Dr. King was part of that tradition.
He was initiated into Boston’s Sigma chapter of Alpha Phi Alpha in June 1952. Alpha Phi Alpha (APA) was founded in 1906 as the first black Greek-letter fraternity; AKA is the first black student association with Greek letters.
AKA’s purpose statement includes a guideline that members repeat as a standard: “to serve all humanity.”
Jacqueline Newman has lived by that for decades. She became an AKA member at Wayne State University in 1970. When the LPO chapter of the fraternity was chartered in Detroit in 1977, she became a founding member. She now serves as chapter historian.
“What we’re doing is trying to help in any way we can, wherever we can,” Newman said. “We love children, so we’re in different schools to help feed students. We’ve clothed students. We’ve given Thanksgiving baskets. We’ve given scholarships, and it wasn’t just to women or girls. It was for men too. And no matter your race. That’s what I consider service to all humanity, to all people who are in need. That’s what we do.”
Newman’s own timeline begins in the South. She was 13 and living in Winston-Salem, North Carolina, when Dr. King spoke in Detroit in 1963.
“I was part of the South that he tried to liberate from civil rights injustice,” she said.

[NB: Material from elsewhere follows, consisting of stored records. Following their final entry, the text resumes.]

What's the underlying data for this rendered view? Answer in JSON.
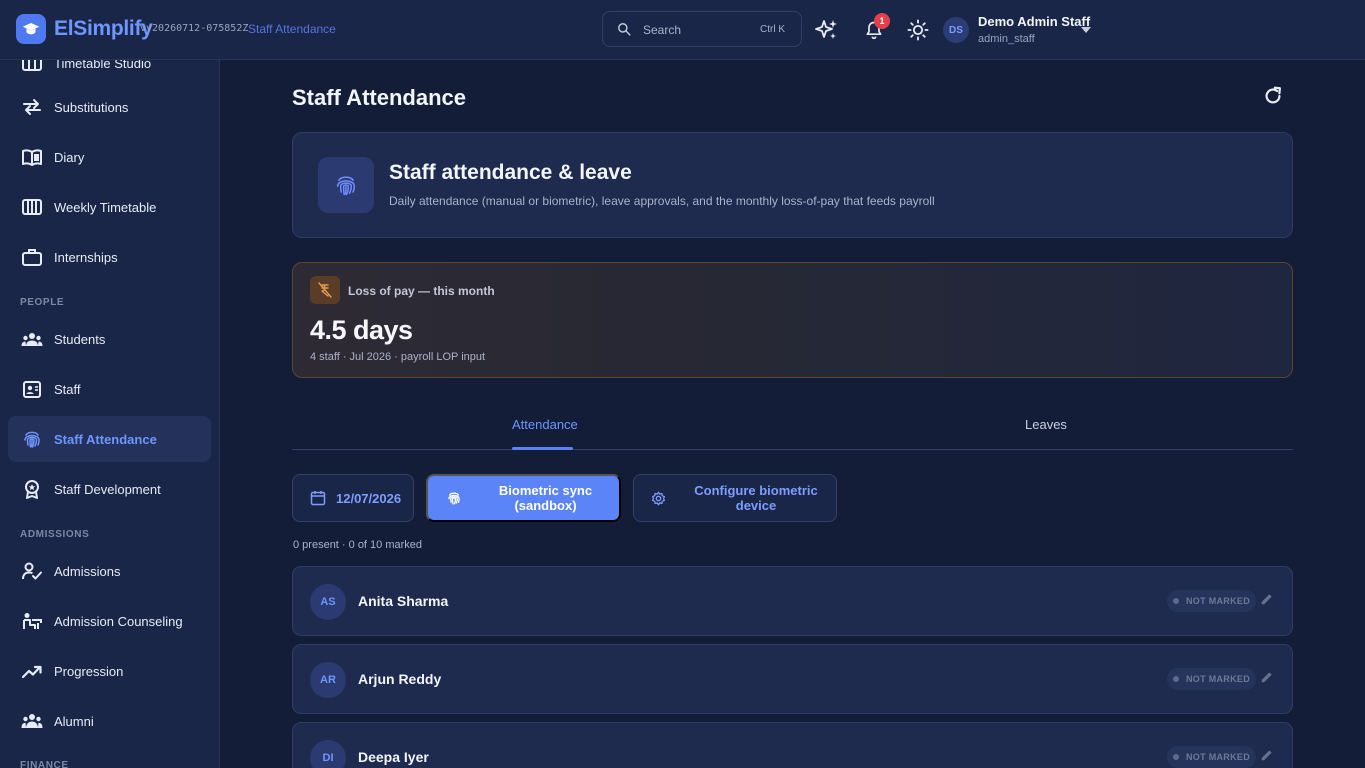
{
  "app": {
    "brand": "ElSimplify",
    "version": "vv20260712-075852Z",
    "breadcrumb": "Staff Attendance",
    "accent_color": "#5b84f8"
  },
  "topbar": {
    "search_placeholder": "Search",
    "search_shortcut": "Ctrl K",
    "notification_count": "1",
    "user": {
      "initials": "DS",
      "name": "Demo Admin Staff",
      "role": "admin_staff"
    }
  },
  "sidebar": {
    "items": [
      {
        "label": "Timetable Studio",
        "icon": "timetable-icon"
      },
      {
        "label": "Substitutions",
        "icon": "swap-arrows-icon"
      },
      {
        "label": "Diary",
        "icon": "book-icon"
      },
      {
        "label": "Weekly Timetable",
        "icon": "calendar-grid-icon"
      },
      {
        "label": "Internships",
        "icon": "briefcase-icon"
      },
      {
        "label": "Students",
        "icon": "group-icon"
      },
      {
        "label": "Staff",
        "icon": "id-card-icon"
      },
      {
        "label": "Staff Attendance",
        "icon": "fingerprint-icon",
        "active": true
      },
      {
        "label": "Staff Development",
        "icon": "award-icon"
      },
      {
        "label": "Admissions",
        "icon": "person-check-icon"
      },
      {
        "label": "Admission Counseling",
        "icon": "counseling-icon"
      },
      {
        "label": "Progression",
        "icon": "trending-up-icon"
      },
      {
        "label": "Alumni",
        "icon": "people-icon"
      }
    ],
    "sections": {
      "people": "PEOPLE",
      "admissions": "ADMISSIONS",
      "finance": "FINANCE"
    }
  },
  "main": {
    "page_title": "Staff Attendance",
    "hero": {
      "title": "Staff attendance & leave",
      "subtitle": "Daily attendance (manual or biometric), leave approvals, and the monthly loss-of-pay that feeds payroll"
    },
    "lop": {
      "label": "Loss of pay — this month",
      "value": "4.5 days",
      "detail": "4 staff · Jul 2026 · payroll LOP input"
    },
    "tabs": [
      {
        "label": "Attendance",
        "active": true
      },
      {
        "label": "Leaves"
      }
    ],
    "actions": {
      "date": "12/07/2026",
      "biometric_sync": "Biometric sync (sandbox)",
      "configure": "Configure biometric device"
    },
    "summary": "0 present · 0 of 10 marked",
    "staff": [
      {
        "initials": "AS",
        "name": "Anita Sharma",
        "status": "NOT MARKED"
      },
      {
        "initials": "AR",
        "name": "Arjun Reddy",
        "status": "NOT MARKED"
      },
      {
        "initials": "DI",
        "name": "Deepa Iyer",
        "status": "NOT MARKED"
      }
    ]
  }
}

She moved to Detroit with her family in 1965. “My mom and dad were teachers and the employment opportunities were better here in Detroit,” Newman said. Her mother became a member of AKA in 1962; Newman described her own membership as a legacy. “So it was mainly a legacy for me. I followed in my mother’s footsteps.”
Her service record began before she joined AKA. In the South, she said, “I saw so many injustices done, especially to our people. I marched and did civil rights things when I was 11, 12, 13 years old before I came here to Michigan.”
Those experiences forced her to take action: “You don’t want anyone else to have to go through what you went through,” Newman said.
“When you’ve seen a man hanging from a tree, it hits you a little bit more,” Newman said. “Once you’ve experienced it, it’s different.”
Detroit remembers Dr.’s dream speech. King because it heard this one early. Lambda Pi Omega is focusing its Martin Luther King Jr. Day on a simpler goal: what gets done, who gets served and whether work will continue after the holidays are over.
As Sewell said, service delivery is about immediate support and long-term social work.
“For me, service is about uplifting others within our community who are in greatest need,” she said. “It advocates for social justice and ensures our community is informed, educated and registered to vote and vote, thinking about the whole individual, from the cradle to the senior.”